Families question whether Army is missing PTSD cases

Families question whether Army is missing PTSD cases
Reported by Jeremy Finley
Posted: Jul 15, 2013

Suicide in the military has been described as an epidemic in recent years, but a Channel 4 I-Team investigation raises questions about a common explanation for the problem: post-traumatic stress disorder following combat.

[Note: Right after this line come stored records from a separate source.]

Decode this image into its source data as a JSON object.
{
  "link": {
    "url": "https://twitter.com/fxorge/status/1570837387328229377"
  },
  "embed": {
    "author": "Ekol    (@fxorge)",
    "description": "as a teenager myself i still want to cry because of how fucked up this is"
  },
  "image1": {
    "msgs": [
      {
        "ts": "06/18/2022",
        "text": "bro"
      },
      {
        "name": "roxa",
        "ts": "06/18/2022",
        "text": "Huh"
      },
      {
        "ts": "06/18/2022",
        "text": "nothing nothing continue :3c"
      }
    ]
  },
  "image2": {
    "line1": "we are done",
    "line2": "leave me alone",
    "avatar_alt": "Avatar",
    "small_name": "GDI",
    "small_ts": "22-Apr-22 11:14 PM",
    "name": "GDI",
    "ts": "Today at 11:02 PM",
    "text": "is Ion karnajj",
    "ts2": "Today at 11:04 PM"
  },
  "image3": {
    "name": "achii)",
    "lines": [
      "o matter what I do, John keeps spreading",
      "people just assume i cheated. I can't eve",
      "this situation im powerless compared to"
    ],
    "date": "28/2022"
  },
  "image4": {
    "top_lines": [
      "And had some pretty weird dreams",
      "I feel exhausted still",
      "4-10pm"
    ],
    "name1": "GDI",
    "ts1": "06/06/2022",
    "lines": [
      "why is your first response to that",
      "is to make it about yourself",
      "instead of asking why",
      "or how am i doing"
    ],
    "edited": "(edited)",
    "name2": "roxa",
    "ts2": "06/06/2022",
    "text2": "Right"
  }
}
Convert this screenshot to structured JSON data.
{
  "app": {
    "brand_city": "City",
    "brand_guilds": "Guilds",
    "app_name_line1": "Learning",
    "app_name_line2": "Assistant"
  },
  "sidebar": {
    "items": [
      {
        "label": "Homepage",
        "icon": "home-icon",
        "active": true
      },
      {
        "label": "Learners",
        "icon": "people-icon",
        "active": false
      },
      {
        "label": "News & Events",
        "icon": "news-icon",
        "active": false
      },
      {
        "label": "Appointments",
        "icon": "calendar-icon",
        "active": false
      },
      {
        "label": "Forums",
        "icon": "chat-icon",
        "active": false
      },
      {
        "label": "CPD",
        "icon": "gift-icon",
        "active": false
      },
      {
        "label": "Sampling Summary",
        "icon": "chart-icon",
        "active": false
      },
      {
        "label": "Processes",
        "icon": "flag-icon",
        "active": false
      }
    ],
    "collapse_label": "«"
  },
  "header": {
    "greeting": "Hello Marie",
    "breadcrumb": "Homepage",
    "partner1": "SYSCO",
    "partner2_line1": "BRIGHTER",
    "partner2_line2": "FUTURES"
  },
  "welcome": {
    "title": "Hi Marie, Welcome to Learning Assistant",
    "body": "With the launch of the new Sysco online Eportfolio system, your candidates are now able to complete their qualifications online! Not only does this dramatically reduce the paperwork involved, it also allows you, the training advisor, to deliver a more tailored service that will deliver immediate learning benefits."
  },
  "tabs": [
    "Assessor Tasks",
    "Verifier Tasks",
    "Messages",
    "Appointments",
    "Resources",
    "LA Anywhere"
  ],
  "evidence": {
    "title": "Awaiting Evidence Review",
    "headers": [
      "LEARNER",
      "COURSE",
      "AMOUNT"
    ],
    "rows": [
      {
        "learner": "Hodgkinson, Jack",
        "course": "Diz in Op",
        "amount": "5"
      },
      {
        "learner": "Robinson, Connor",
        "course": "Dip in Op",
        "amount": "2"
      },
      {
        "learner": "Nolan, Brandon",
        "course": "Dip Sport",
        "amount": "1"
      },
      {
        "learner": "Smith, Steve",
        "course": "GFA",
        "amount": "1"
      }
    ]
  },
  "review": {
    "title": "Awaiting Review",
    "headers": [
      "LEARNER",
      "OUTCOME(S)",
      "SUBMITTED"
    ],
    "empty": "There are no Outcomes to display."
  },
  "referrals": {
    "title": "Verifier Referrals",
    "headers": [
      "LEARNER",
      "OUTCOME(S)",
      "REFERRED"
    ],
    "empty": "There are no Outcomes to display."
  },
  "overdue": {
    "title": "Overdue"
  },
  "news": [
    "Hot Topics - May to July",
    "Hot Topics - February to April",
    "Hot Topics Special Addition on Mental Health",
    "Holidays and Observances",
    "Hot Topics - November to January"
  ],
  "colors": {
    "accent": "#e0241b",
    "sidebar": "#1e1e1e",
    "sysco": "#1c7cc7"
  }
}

Through the Freedom of Information Act, the Channel 4 I-Team obtained 17 suicide investigations completed by the Army to look into whether each Fort Campbell soldier died in the line of duty. The 17 soldiers died in 2011 and 2012. The Channel 4 I-Team's review found that none of the investigative files indicated any of the soldiers were diagnosed with PTSD before their deaths.

The Channel 4 I-Team and The Leaf-Chronicle newspaper worked together to attempt to reach family members of each of the 17 soldiers and agreed not to release names without the family's blessing.

The I-Team's review of the cases found no indication of PTSD in 12 of the suicides, in either the investigative files or the family's accounts. At least three of the soldiers never deployed, according to the investigative files. But the five other families raised questions, either to Army investigators or reporters, asking whether the military missed warning signs of PTSD.

"I did not recognize my brother. I did not recognize the person that he was," said Keyanna Rawls, whose brother, Rico Rawls, died by suicide in 2012 after investigators say he killed his wife Jessica Rawls. "My thing is: It was obvious. Why didn't the Army think it was obvious?"